Close To The Edge


BLOG - Resident Exhibition#4

It’s not often I travel to Peterborough for the sake of art. In fact it’s not often I travel to Peterborough for the sake of anything, even though it’s the city most accessible to us at Weir HQ. That’s maybe being impossibly harsh to the “worst place in Britain not to have a car” (according to the Campaign for Better Transport), however if there is joy to be taken from the city it’s often well hidden.

So Resident a new exhibition by artists Marc Atkinson, Jessie Brennan and Matt Lewis at the City Gallery looked like a good reason to return, and more importantly was one that had successfully appeared on my radar.

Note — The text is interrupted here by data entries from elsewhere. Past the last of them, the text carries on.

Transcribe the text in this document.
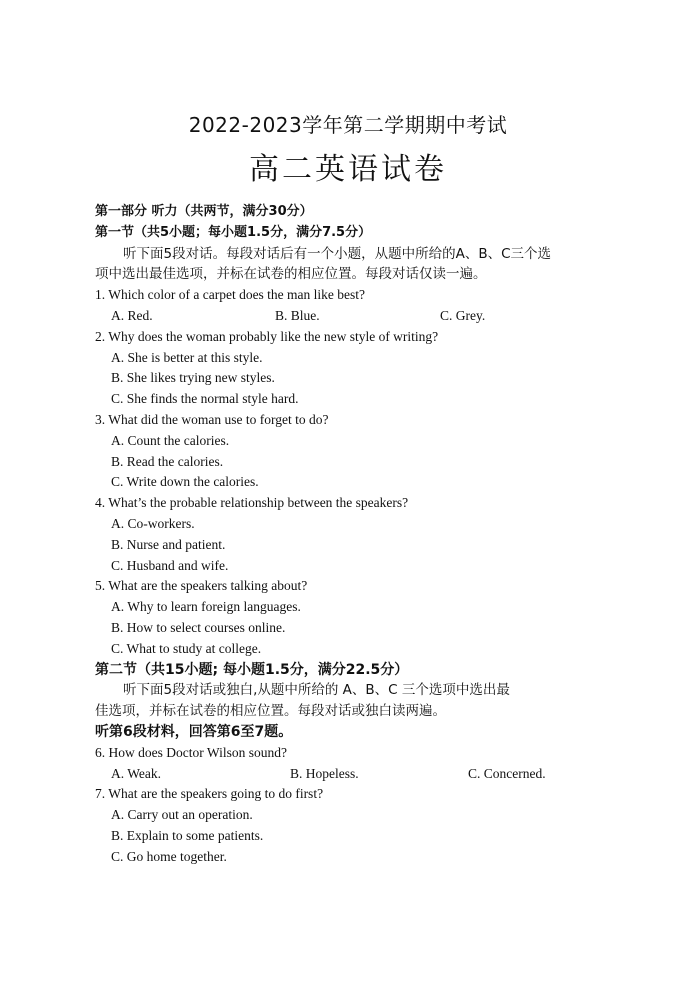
2022-2023学年第二学期期中考试
高二英语试卷
第一部分 听力（共两节，满分30分）
第一节（共5小题；每小题1.5分，满分7.5分）
听下面5段对话。每段对话后有一个小题，从题中所给的A、B、C三个选
项中选出最佳选项，并标在试卷的相应位置。每段对话仅读一遍。
1. Which color of a carpet does the man like best?
A. Red.	B. Blue.	C. Grey.
2. Why does the woman probably like the new style of writing?
A. She is better at this style.
B. She likes trying new styles.
C. She finds the normal style hard.
3. What did the woman use to forget to do?
A. Count the calories.
B. Read the calories.
C. Write down the calories.
4. What’s the probable relationship between the speakers?
A. Co-workers.
B. Nurse and patient.
C. Husband and wife.
5. What are the speakers talking about?
A. Why to learn foreign languages.
B. How to select courses online.
C. What to study at college.
第二节（共15小题; 每小题1.5分，满分22.5分）
听下面5段对话或独白,从题中所给的 A、B、C 三个选项中选出最
佳选项，并标在试卷的相应位置。每段对话或独白读两遍。
听第6段材料，回答第6至7题。
6. How does Doctor Wilson sound?
A. Weak.	B. Hopeless.	C. Concerned.
7. What are the speakers going to do first?
A. Carry out an operation.
B. Explain to some patients.
C. Go home together.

First things first, if you make it along to the City Gallery do persist. When I arrived on Saturday morning I was told the exhibition was closed as the Museum (within which the Gallery sits) was having a special events day. I expressed my disappointment and was told that even if I wanted to see it I’d have to pay. Sensing some confusion as to what was and what was not available to see I happily paid the entrance fee (evidently not something everybody does) then wandered slowly round to the Gallery to find it open as normal. As I said the joys in Peterborough are well hidden.

The exhibition sees the three artists exploring, in very different ways, the tensions between the people living in the city and the rapid development that has surrounded them since Peterborough was designated a New Town in 1967 (which is a bit confusing because according to a popular internet based encyclopaedia it’s been a city since 1541). Jessie Brennan uses cyanotypes and recorded voices in her work around the city’s ‘community growing project’, Matt Lewis uses only sound recordings in his ongoing installation that considers the present and the future of Peterbough and photographer Marc Atkinson uses pictures and film documenting the edgeland landscape of the city.

I hugely enjoyed the work of all three of the artists involved in Resident, this is a really fine exhibition which extends well beyond what’s contained within the gallery. However I was particularly taken with the work of Marc Atkinson and happily sat through the the sixty minute film he’s produced as part of the project – which sees his images of the edgelands cut with fascinating archive footage of those planning the expansion of the city, which in turn sit against audio recordings of those who live amongst the vision now realised. There’s a short excerpt you can view over here, however I really hope he makes it more readily available to those less successful than me at gaining entry to the gallery, because it’s a really great piece of work.

BLOG - Along The Outskirts#1
BLOG - Along The Outskirts#2
BLOG - Along The Outskirts#3

If you’re not a resident of (or even local to) the flatlands then I should probably point you to the Along the Outskirts project website, which I shall no doubt investigate further over the next few days. There’s also an exhibition catalogue which you can buy from the site here that looks well worth adding to the collection, especially as it appears to have some kind of contribution from writer and social historian Ken Worpole.

The exhibition runs until the 28th August so whilst there may not be many reasons to visit Peterborough as a rule, there’s at least one reason to visit until then.

UPDATE: I couldn’t find this when I scribbled the above down last night, however I’ve eventually located it, so here is a programme on the exhibition recently broadcast over on ResonanceFM, it’s an hour long but well well worth your time. If features interviews with all three of the artists concerned, with a particularly interesting conversation with Jessie Brennan on her time at The Green Backyard (which sounds like an additional reason to visit Peterborough). Would love to have heard more on the discussion around “imperfect spaces”, and thanks to her reference to Doreen Massey’s assertion of “place being a constellation of social connections” I heading off in a whole number of directions.